Updated at 2.30pm with information from the annual report published after the initial accounts statement

18 replies »

  1. Promises promises , their ” Flagship ” at Broadford Bridge has gone to the seabed despite all the hype and the tanker contracts , new flagpole and layby , an RNS that would be worthy of an episode of Jackanory .

  2. Sorry, did I hear that correctly? UKOG have found another two sweet spots? Haven’t we heard that before?

    The kitchen sink was thrown at extracting from Broadford Bridge “sweet spot”, Horse Hill was supposed to be a “Gusher” and is now not worthy of production, Markwells Wood, still claimed to be viable in the RNS, is like injecting poison into the lifeblood of Portsmouth water. UKOG are simply not good enough at reading the land into which they drill. No wonder they wish to keep any new sites a secret.

    If there were any certainty of any meaningful production from the Kimmeridge layers in the Weald, trumpets would be sounding. All we get is misleading and inaccurate positivity for the investors – and tumbleweed for the press and the public. The confidence trick continues, don’t be fooled.

    • ‘Up to two wells’ ‘batch planning applications’ and a ‘hopper’ of ready to drill locations.

      You couldn’t make this stuff up. You really couldn’t.

      More like a ‘batch’ of failed wells and a ‘hopper’ full of investors money being poured into directors pockets and dud wells.

      Technical ability and sufficient funds are PEDL requirements.

      I seriously doubt even the most naive speculator will listen to these next rounds of promises.

  3. Interesting to read investors’ reactions on the lse share chat for UKOG. Seems to be a mixture of despondency and cries of “Jam tomorrow!”
    No matter what befalls the company there are some shareholders who cling to the mantra of “This time next year, Rodders, we’ll be millionaires”.

  4. “Horse Hill HH1 not expected to be an immediate producer” i.e. the tests have not proved the guff that went before. When the cock crows, it does not mean the hen has laid an egg.

  5. “is now not worthy of production”. Are there two worms sharing the computer?

    The data is there.
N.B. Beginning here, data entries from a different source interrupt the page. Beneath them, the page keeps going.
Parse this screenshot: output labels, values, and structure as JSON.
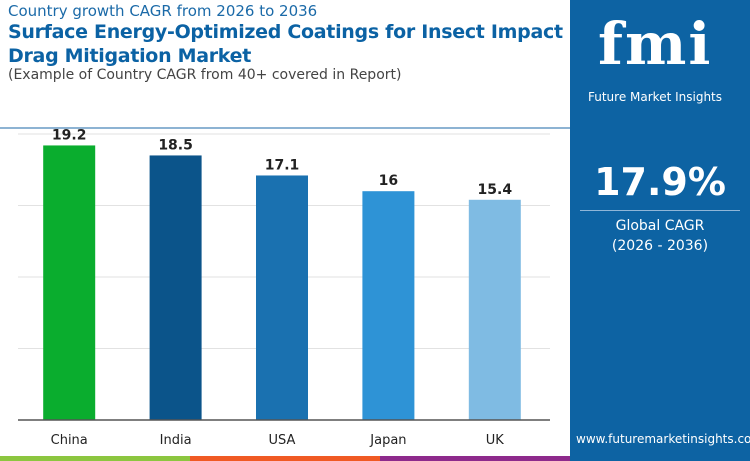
{
  "header": {
    "kicker": "Country growth CAGR from 2026 to 2036",
    "title": "Surface Energy-Optimized Coatings for Insect Impact Drag Mitigation Market",
    "subtitle": "(Example of Country CAGR from 40+ covered in Report)"
  },
  "panel": {
    "logo": "fmi",
    "brand": "Future Market Insights",
    "cagr_value": "17.9%",
    "cagr_label": "Global CAGR",
    "cagr_period": "(2026 - 2036)",
    "url": "www.futuremarketinsights.com",
    "bg": "#0d63a3"
  },
  "chart_data": {
    "type": "bar",
    "categories": [
      "China",
      "India",
      "USA",
      "Japan",
      "UK"
    ],
    "values": [
      19.2,
      18.5,
      17.1,
      16,
      15.4
    ],
    "colors": [
      "#0aad2e",
      "#0b548a",
      "#1a71b0",
      "#2e93d6",
      "#7fbbe3"
    ],
    "ylim": [
      0,
      20
    ],
    "grid": true,
    "xlabel": "",
    "ylabel": ""
  },
  "strip_colors": [
    "#8cc63f",
    "#f05a24",
    "#8e2a8c"
  ]
}
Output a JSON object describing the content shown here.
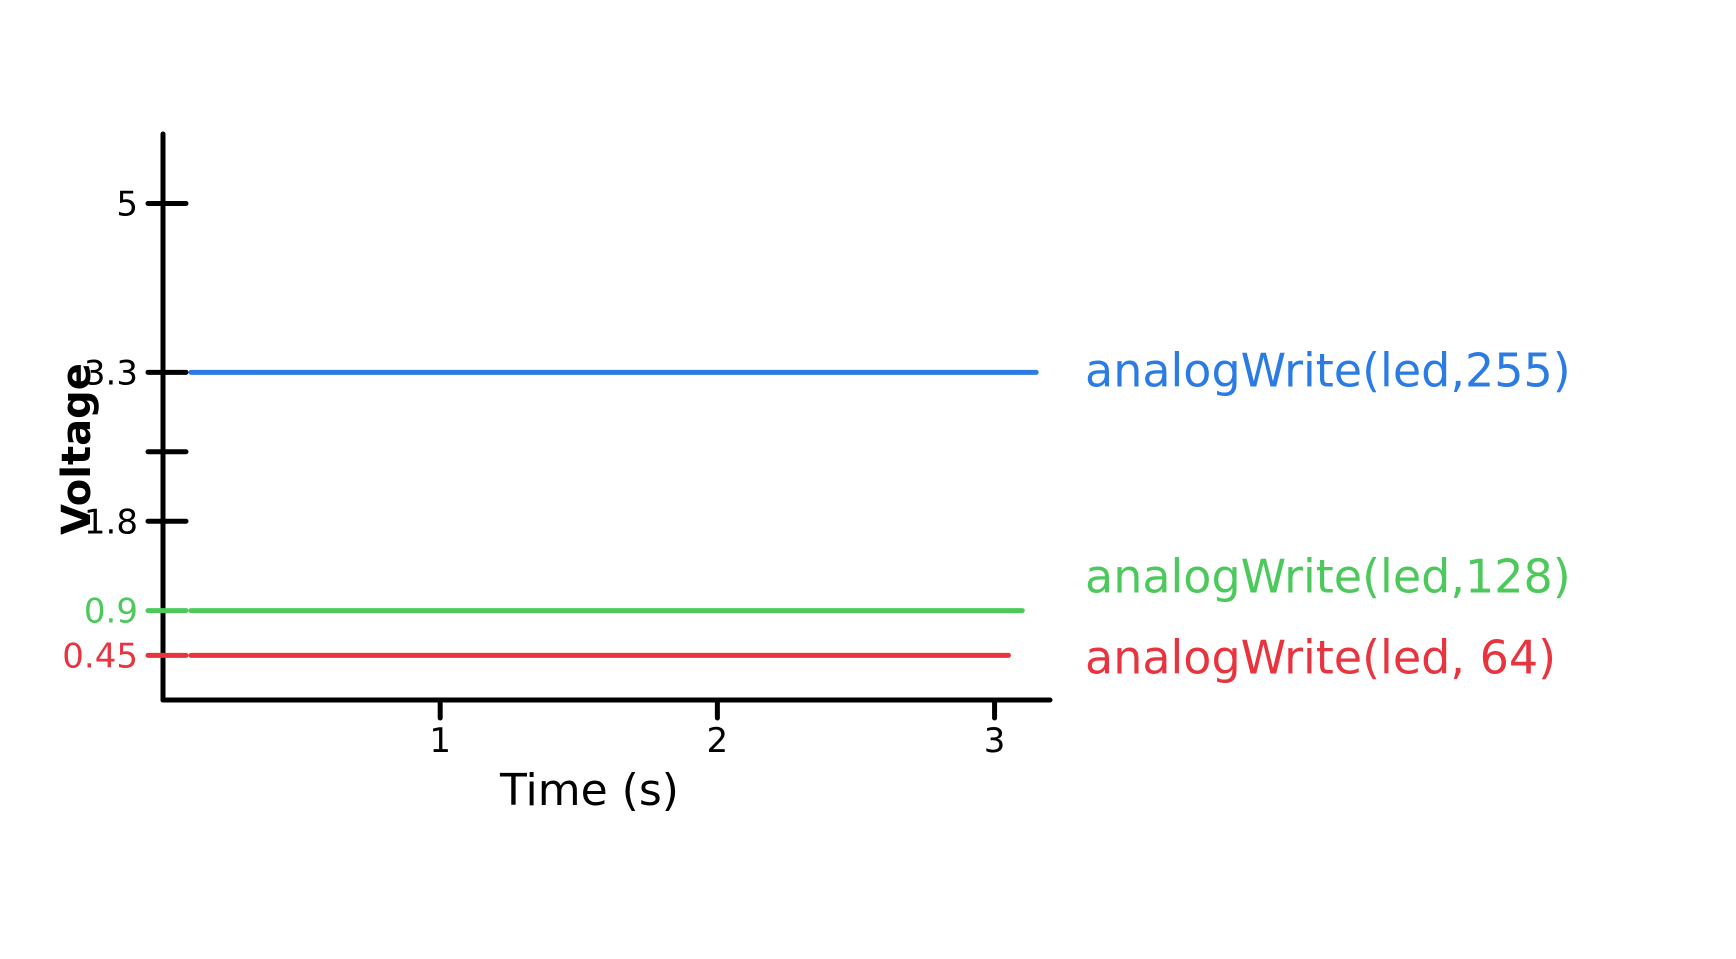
{
  "chart_data": {
    "type": "line",
    "xlabel": "Time (s)",
    "ylabel": "Voltage",
    "x_ticks": [
      "1",
      "2",
      "3"
    ],
    "y_ticks": [
      {
        "value": 5,
        "label": "5",
        "color": "#000000"
      },
      {
        "value": 3.3,
        "label": "3.3",
        "color": "#000000"
      },
      {
        "value": 2.5,
        "label": "",
        "color": "#000000"
      },
      {
        "value": 1.8,
        "label": "1.8",
        "color": "#000000"
      },
      {
        "value": 0.9,
        "label": "0.9",
        "color": "#4cc95a"
      },
      {
        "value": 0.45,
        "label": "0.45",
        "color": "#e8343f"
      }
    ],
    "xlim": [
      0,
      3.2
    ],
    "ylim": [
      0,
      5.7
    ],
    "series": [
      {
        "name": "analogWrite(led,255)",
        "color": "#2b7be4",
        "x": [
          0,
          3.15
        ],
        "y": [
          3.3,
          3.3
        ]
      },
      {
        "name": "analogWrite(led,128)",
        "color": "#4cc95a",
        "x": [
          0,
          3.1
        ],
        "y": [
          0.9,
          0.9
        ]
      },
      {
        "name": "analogWrite(led, 64)",
        "color": "#e8343f",
        "x": [
          0,
          3.05
        ],
        "y": [
          0.45,
          0.45
        ]
      }
    ]
  }
}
Further tests to be conducted at HH, with a view to production following if the tests are successful. HH has had NO further tests since the “gusher” days. Tests at BB are related to that site and the possible extent of the reservoir, but have no direct impact upon HH.
    Some investors have speculated why HH was not progressed before BB, but that was more to do with waiting on authorisation timetable than anything else.

    Perhaps check how long it took to get oil flowing from N.Sea. Exploration takes a long time, but without it, development can waste big money and achieve little.

  6. HH was not tested over any meaningful time period and also had been left to soak prior to the results , I wouldn’t hold my breath over the true results when extended well tests are done

  7. You could well be right Jono, but you forgot to mention it did flow, without support, at the highest rate for any on shore well ever in UK-hence the media “gusher”. So, “true” results could be anywhere, downwards or upwards. Bit like the lottery.

  8. Like they say Martin Gamble responsibly and when the fun stops you stop . I reckon the fun stopped with UKOG back in May 2017 . All the hype about BB really did bring the worst out in people , I expect you read the LSE chat , that’s what greed does for a person , it wrecks lives and if it was all so sure fire profits UKOG wouldn’t need to keep bleeding investors and promise them riches .

  9. This looks very much like another bankrupt oil and gas company, like Third Energy. They should not be allowed to operate.